There are two categories of players here: Companies that offer custom, tailored clothing online, and those that rely on new technologies to guide customers to a better fit.
The first is popular with men’s clothing companies like J. Hilburn, Indochino and Blank Label selling tailored suits and shirts at a discount to conventional custom options. The appeal here is the sudden accessibility of tailored clothing, both in terms of price and convenience. Because of the price structures discussed above, they can get away comparable quality at reasonable prices while still making a profit.

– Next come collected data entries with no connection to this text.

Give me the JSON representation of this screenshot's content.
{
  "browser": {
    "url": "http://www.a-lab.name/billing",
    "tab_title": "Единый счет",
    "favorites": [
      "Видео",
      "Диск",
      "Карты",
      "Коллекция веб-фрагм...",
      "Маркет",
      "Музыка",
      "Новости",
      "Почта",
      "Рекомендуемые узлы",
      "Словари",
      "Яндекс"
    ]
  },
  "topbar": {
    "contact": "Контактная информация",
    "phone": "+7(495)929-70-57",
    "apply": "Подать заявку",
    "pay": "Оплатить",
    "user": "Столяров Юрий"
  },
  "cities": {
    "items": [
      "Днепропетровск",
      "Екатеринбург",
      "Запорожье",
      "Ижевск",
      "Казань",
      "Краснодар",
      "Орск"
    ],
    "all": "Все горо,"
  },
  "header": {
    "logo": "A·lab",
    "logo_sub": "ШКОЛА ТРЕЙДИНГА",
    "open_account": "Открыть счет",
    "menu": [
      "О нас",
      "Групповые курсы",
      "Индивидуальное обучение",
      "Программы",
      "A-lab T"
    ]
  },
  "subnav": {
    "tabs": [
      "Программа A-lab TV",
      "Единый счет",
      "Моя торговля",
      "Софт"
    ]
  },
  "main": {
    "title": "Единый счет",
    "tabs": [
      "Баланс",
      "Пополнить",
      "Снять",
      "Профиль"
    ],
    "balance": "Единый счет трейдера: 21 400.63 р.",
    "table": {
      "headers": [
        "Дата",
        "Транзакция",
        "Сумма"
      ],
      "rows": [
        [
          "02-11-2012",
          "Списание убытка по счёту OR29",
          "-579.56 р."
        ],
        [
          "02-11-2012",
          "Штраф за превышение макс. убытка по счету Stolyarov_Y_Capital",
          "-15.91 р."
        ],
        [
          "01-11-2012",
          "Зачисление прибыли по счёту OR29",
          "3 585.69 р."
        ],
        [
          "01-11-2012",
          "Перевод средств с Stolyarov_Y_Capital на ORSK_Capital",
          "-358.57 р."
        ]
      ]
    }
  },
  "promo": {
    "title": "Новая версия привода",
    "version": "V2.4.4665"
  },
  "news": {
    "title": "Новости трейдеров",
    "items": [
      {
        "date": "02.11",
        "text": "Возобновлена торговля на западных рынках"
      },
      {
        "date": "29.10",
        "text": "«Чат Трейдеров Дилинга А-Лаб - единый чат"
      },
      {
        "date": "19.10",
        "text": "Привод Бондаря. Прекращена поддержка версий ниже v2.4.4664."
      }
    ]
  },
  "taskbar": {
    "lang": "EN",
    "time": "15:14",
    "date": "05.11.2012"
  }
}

The second category is more interesting and will have more far-reaching consequences for the future of retail. First we have the incremental innovation of companies like Clothes Horse and True Fit, which ask shoppers for their measurements, along with a tally of their best-fitting clothes, to match them with the right sizes. Frank and Oak, Bonobos and women’s retailer Nicole Miller use Clothes Horse while Macy’s employs True Fit to increase conversions. True and Co. uses similar methods to match women with well-fitting bras.
Even larger leaps in sizing technology are being made by companies like Acustom Apparel, which uses 3D body scanners along with pattern-making software to scale the creation of custom-fitted clothing at a digestible price point.
At some point, data about your body type will be saved along with your credit card information and you’ll never have to visit a fitting room again.